In India, state-operated Mangalore Refinery and Petrochemicals announced force majeure on gasoline export shipments, sources reported this week, joining numerous regional refineries unable to meet sales obligations due to supply shortages.

At least two Chinese refineries have reduced operations. China, a major regional supplier, has requested refineries halt fuel exports. Thailand has similarly suspended fuel exports, while Vietnam has stopped crude oil shipments.

The disruption has benefited Russia, with prices for Russian crude increasing as the U.S. granted Indian refiners a 30-day exemption to purchase Russian oil as a substitute for lost Middle Eastern supplies. Washington had previously pressured India to reduce Russian oil purchases under tariff threats.

In Japan, the world’s second-largest LNG importer, baseload power futures for Tokyo beginning in April rose more than one-third this week on the EEX exchange in anticipation of higher fuel costs. In Seoul, motorists formed lines at gas stations expecting rising pump prices.

For European consumers, the gas supply crisis and increased prices represent a double burden. The region suffered most severely from gas supply disruptions caused by sanctions on Russian energy imports following Russia’s 2022 invasion of Ukraine.
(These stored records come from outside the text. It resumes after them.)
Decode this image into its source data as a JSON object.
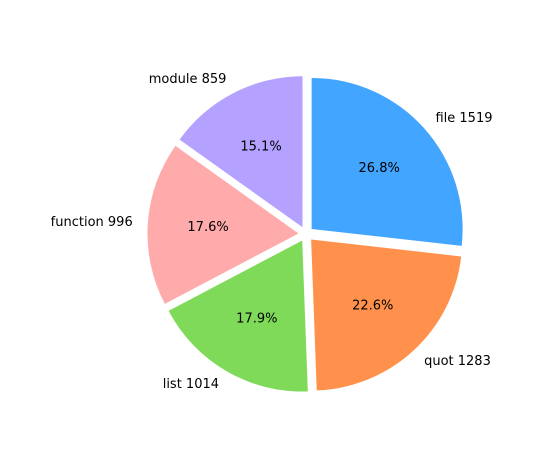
{
  "chart_data": {
    "type": "pie",
    "title": "",
    "start_angle_deg": 90,
    "direction": "clockwise",
    "exploded": true,
    "slices": [
      {
        "name": "file",
        "value": 1519,
        "label": "file 1519",
        "pct_label": "26.8%",
        "color": "#42a5ff"
      },
      {
        "name": "quot",
        "value": 1283,
        "label": "quot 1283",
        "pct_label": "22.6%",
        "color": "#ff914d"
      },
      {
        "name": "list",
        "value": 1014,
        "label": "list 1014",
        "pct_label": "17.9%",
        "color": "#80da59"
      },
      {
        "name": "function",
        "value": 996,
        "label": "function 996",
        "pct_label": "17.6%",
        "color": "#ffabab"
      },
      {
        "name": "module",
        "value": 859,
        "label": "module 859",
        "pct_label": "15.1%",
        "color": "#b5a1ff"
      }
    ]
  }
}
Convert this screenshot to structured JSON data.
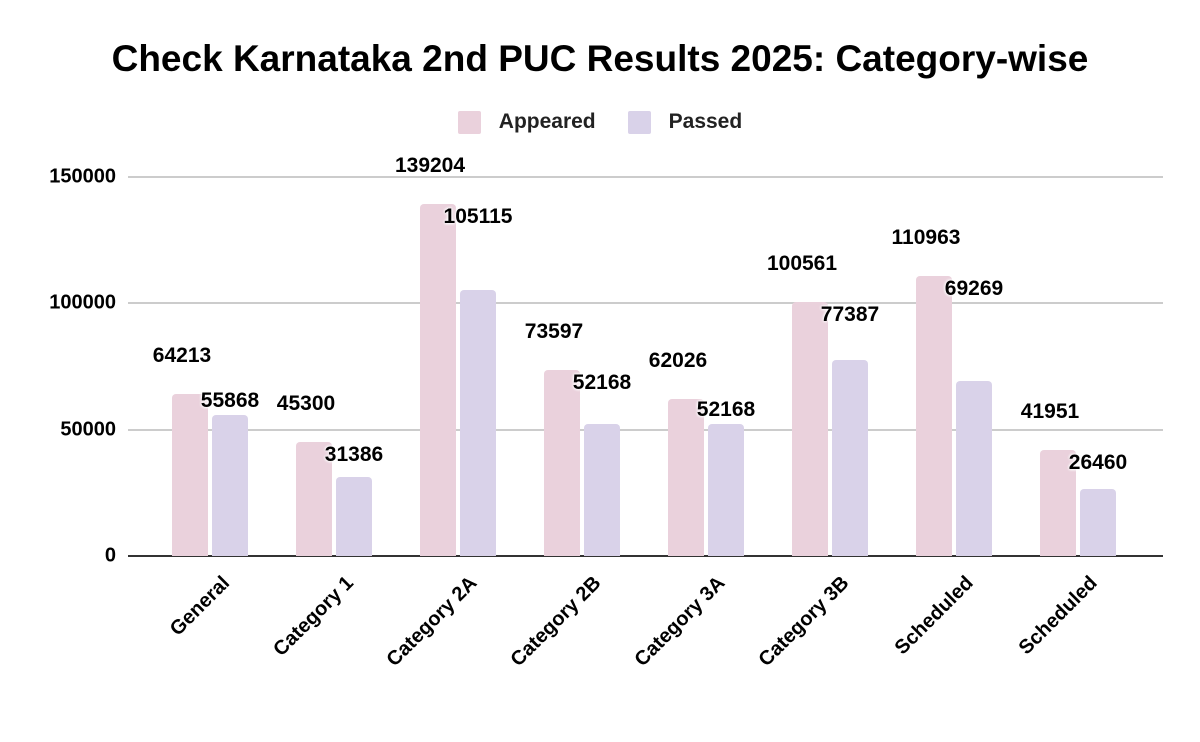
{
  "title": "Check Karnataka 2nd PUC Results 2025: Category-wise",
  "legend": [
    {
      "label": "Appeared",
      "color": "#EAD1DC"
    },
    {
      "label": "Passed",
      "color": "#D9D2E9"
    }
  ],
  "y_ticks": [
    "0",
    "50000",
    "100000",
    "150000"
  ],
  "chart_data": {
    "type": "bar",
    "title": "Check Karnataka 2nd PUC Results 2025: Category-wise",
    "xlabel": "",
    "ylabel": "",
    "ylim": [
      0,
      150000
    ],
    "grid": true,
    "legend_position": "top",
    "categories": [
      "General",
      "Category 1",
      "Category 2A",
      "Category 2B",
      "Category 3A",
      "Category 3B",
      "Scheduled",
      "Scheduled"
    ],
    "series": [
      {
        "name": "Appeared",
        "color": "#EAD1DC",
        "values": [
          64213,
          45300,
          139204,
          73597,
          62026,
          100561,
          110963,
          41951
        ]
      },
      {
        "name": "Passed",
        "color": "#D9D2E9",
        "values": [
          55868,
          31386,
          105115,
          52168,
          52168,
          77387,
          69269,
          26460
        ]
      }
    ]
  }
}
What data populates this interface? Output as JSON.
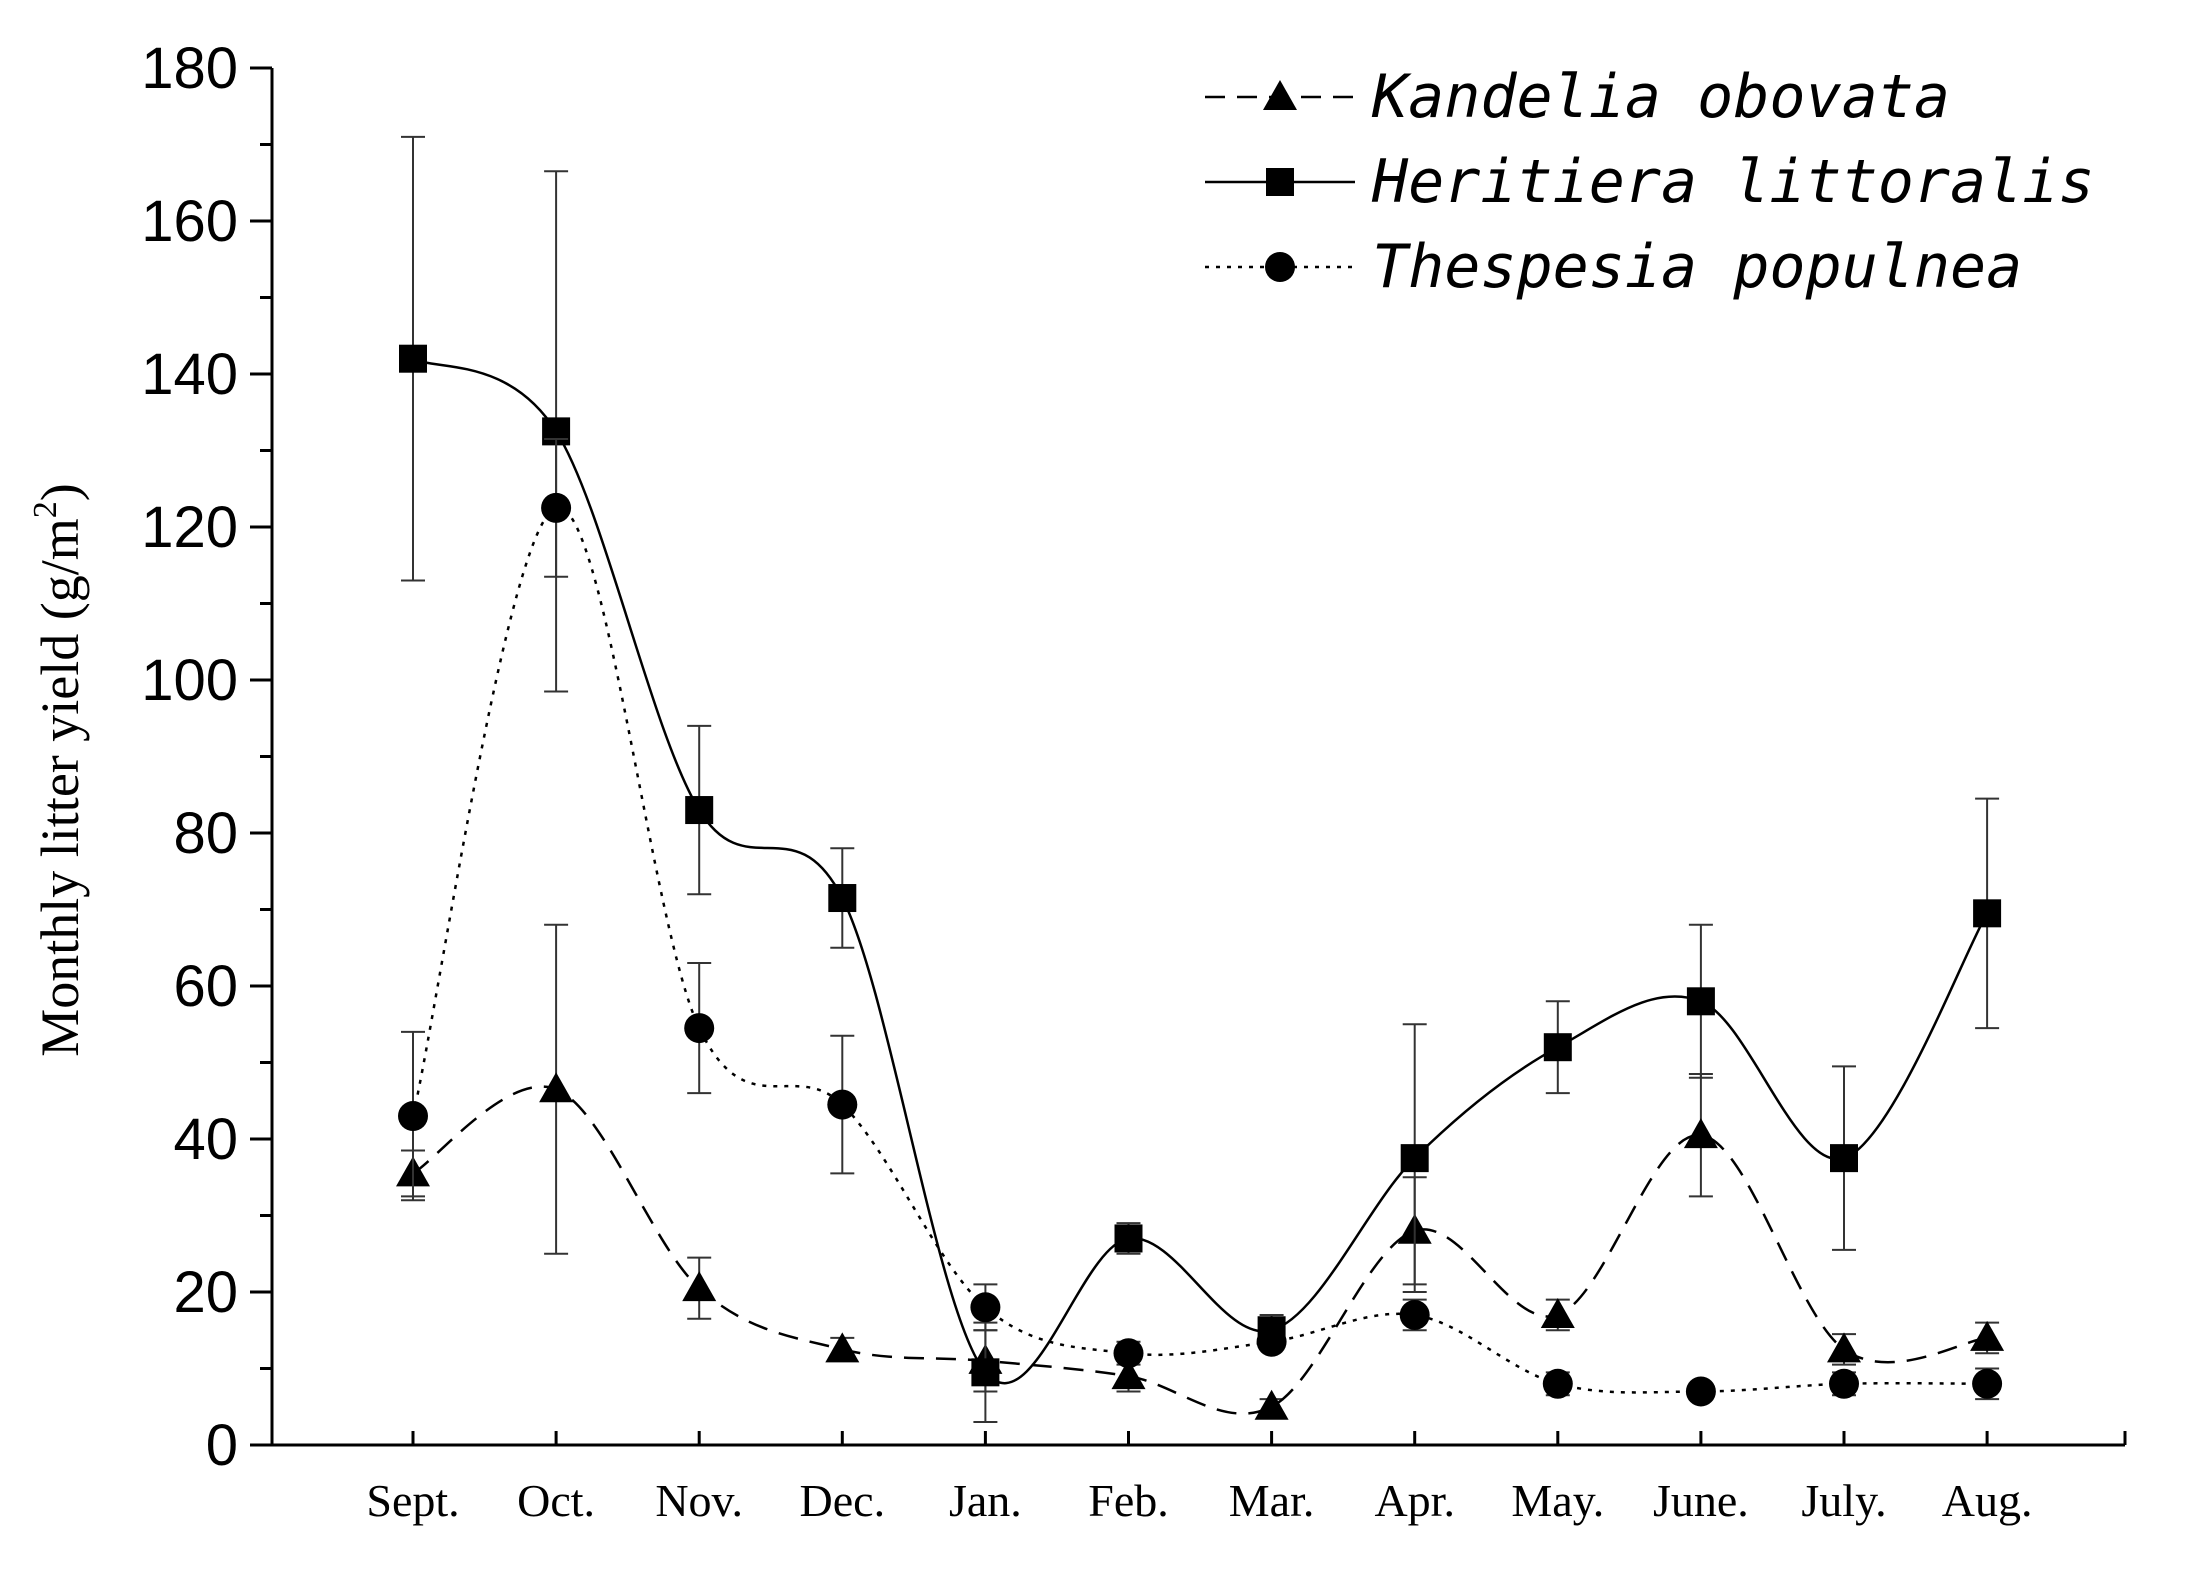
{
  "chart_data": {
    "type": "line",
    "ylabel": "Monthly litter yield (g/m",
    "ylabel_sup": "2",
    "ylabel_close": ")",
    "xlabel": "",
    "categories": [
      "Sept.",
      "Oct.",
      "Nov.",
      "Dec.",
      "Jan.",
      "Feb.",
      "Mar.",
      "Apr.",
      "May.",
      "June.",
      "July.",
      "Aug."
    ],
    "ylim": [
      0,
      180
    ],
    "yticks": [
      0,
      20,
      40,
      60,
      80,
      100,
      120,
      140,
      160,
      180
    ],
    "grid": false,
    "legend_position": "top-right",
    "series": [
      {
        "name": "Kandelia obovata",
        "marker": "triangle",
        "line_style": "dashed",
        "color": "#000000",
        "values": [
          35.5,
          46.5,
          20.5,
          12.5,
          11,
          9,
          5,
          28,
          17,
          40.5,
          12.5,
          14
        ],
        "errors": [
          3,
          21.5,
          4,
          1.5,
          4,
          2,
          1,
          7,
          2,
          8,
          2,
          2
        ]
      },
      {
        "name": "Heritiera littoralis",
        "marker": "square",
        "line_style": "solid",
        "color": "#000000",
        "values": [
          142,
          132.5,
          83,
          71.5,
          9.5,
          27,
          15,
          37.5,
          52,
          58,
          37.5,
          69.5
        ],
        "errors": [
          29,
          34,
          11,
          6.5,
          6.5,
          2,
          2,
          17.5,
          6,
          10,
          12,
          15
        ]
      },
      {
        "name": "Thespesia populnea",
        "marker": "circle",
        "line_style": "dotted",
        "color": "#000000",
        "values": [
          43,
          122.5,
          54.5,
          44.5,
          18,
          12,
          13.5,
          17,
          8,
          7,
          8,
          8
        ],
        "errors": [
          11,
          9,
          8.5,
          9,
          3,
          1.5,
          1,
          2,
          1.5,
          1,
          1.5,
          2
        ]
      }
    ]
  }
}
Europe shifted to LNG imports to replace Russian pipeline gas. Europe now must purchase 180 additional LNG shipments compared to last year to fill gas storage to required levels before next winter.

Supply risks to the United States are more limited, as the country has become the world’s largest oil and gas producer in recent years. However, U.S. crude and fuel prices move alongside international crude markets, affecting pump prices for gasoline and diesel despite abundant domestic supply.

U.S. average retail gasoline reached $3.32 per gallon nationally on Friday, increasing 34 cents from the previous week, according to AAA. Diesel prices hit $4.33 per gallon, up from $3.76 per gallon one week earlier.

Rising pump prices represent a significant risk for Trump and Republican colleagues heading into November midterm elections.

“Gasoline prices are psychologically powerful,” said Mark Malek, chief investment officer at Siebert Financial. “They are the inflation number that consumers see every single day.”